In 1982, scientists working in a rocky area of eastern Quebec unearth the skull of a tetrapod, a four-legged amphibian. The area was already notable for its fish fossils, but this discovery has rocked the world of paleontology. Until then, the first land animal was thought to originate in Greenland. Marius Arsenault, director of natural history for Miguasha National Park, discusses the find in this 1982 report from CBC Radio's Quirks and Quarks.

Medium: Radio
Program: Quirks & Quarks
Broadcast Date: March 13, 1982
Guest(s): Marius Arsenault, Hans-Peter Schultze
Host: Jay Ingram
Duration: 7:05
Photo: This image by Neumeier is licensed under the Creative Commons Attribution-Share Alike 2.0 Generic license

Did You know?


• In 1985 the government of Quebec created Miguasha National Park, which is located on the Gaspé Peninsula. Miguasha's museum features a collection of over 9,000 specimens of fossil fish and plants from the park. Its coastal cliffs are composed of sedimentary rock that is 350 to 375 million years old.

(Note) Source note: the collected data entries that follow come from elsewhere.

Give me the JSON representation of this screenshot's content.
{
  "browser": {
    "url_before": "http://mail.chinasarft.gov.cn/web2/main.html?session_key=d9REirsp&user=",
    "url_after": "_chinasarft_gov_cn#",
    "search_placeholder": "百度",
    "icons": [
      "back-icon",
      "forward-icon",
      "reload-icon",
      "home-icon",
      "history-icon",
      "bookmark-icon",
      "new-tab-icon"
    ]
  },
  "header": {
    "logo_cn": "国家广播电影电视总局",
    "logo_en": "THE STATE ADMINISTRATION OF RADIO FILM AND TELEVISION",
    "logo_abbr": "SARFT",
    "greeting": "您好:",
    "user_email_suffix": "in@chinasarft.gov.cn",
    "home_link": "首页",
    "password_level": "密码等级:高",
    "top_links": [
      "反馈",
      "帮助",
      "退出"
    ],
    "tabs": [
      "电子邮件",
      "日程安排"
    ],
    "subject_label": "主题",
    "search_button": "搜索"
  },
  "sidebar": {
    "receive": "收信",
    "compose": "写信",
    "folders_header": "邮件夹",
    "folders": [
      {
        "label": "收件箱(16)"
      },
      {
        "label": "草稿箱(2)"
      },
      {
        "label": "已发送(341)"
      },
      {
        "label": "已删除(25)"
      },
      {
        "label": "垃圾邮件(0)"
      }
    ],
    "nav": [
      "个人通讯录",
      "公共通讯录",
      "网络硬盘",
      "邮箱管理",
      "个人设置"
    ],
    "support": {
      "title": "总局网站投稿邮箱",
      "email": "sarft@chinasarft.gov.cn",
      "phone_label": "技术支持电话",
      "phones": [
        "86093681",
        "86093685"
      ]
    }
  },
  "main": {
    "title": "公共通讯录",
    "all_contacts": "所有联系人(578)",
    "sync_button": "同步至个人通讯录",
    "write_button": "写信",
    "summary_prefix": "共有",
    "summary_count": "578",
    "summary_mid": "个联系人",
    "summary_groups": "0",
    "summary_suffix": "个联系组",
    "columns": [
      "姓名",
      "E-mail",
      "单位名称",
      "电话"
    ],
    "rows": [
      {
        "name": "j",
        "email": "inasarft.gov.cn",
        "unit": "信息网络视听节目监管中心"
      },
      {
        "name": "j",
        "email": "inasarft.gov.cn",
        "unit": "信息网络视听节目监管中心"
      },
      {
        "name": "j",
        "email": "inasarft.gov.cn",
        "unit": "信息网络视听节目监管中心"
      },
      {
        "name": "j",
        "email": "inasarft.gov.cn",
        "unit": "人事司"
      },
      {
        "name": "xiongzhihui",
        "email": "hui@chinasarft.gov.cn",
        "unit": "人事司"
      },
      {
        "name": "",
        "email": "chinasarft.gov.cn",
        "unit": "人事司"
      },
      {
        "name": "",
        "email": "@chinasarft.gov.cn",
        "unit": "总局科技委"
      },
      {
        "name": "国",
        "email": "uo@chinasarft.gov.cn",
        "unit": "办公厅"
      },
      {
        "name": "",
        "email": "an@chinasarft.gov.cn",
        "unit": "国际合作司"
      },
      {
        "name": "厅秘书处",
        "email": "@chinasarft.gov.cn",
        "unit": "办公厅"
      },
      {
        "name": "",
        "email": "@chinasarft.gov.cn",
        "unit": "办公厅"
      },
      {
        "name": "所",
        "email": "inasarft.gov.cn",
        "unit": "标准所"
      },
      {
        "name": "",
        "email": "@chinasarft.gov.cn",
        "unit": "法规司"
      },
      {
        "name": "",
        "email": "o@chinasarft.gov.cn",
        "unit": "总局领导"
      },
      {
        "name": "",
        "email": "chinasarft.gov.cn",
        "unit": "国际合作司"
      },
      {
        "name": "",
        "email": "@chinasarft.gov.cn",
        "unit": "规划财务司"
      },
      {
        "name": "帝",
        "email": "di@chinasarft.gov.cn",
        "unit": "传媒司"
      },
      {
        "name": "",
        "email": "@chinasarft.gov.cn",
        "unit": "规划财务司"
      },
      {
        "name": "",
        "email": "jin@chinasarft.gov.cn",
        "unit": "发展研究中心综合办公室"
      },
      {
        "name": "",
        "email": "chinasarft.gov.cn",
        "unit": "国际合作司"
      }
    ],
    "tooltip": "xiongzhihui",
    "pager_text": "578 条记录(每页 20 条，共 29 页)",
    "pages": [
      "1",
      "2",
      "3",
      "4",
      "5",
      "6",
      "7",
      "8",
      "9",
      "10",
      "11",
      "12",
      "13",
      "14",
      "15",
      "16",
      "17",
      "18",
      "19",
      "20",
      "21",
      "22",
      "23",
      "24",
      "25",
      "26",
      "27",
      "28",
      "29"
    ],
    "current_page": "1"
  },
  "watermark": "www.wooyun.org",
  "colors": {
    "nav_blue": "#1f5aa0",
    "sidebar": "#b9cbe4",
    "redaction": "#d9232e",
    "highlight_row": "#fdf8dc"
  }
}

• In 1999, the park was designated a World Heritage Site by the United Nations Educational, Scientific and Cultural Organization (UNESCO).

• On its website, UNESCO gives its reasoning for the designation: "In its representation of vertebrate life, Miguasha is the most outstanding fossil site in the world for illustrating the Devonian as the "Age of Fishes". The area is of paramount importance in having the greatest number and best preserved fossil specimens found anywhere in the world of the lobe-finned fishes that gave rise to the first four-legged, air-breathing terrestrial vertebrates -- the tetrapodes."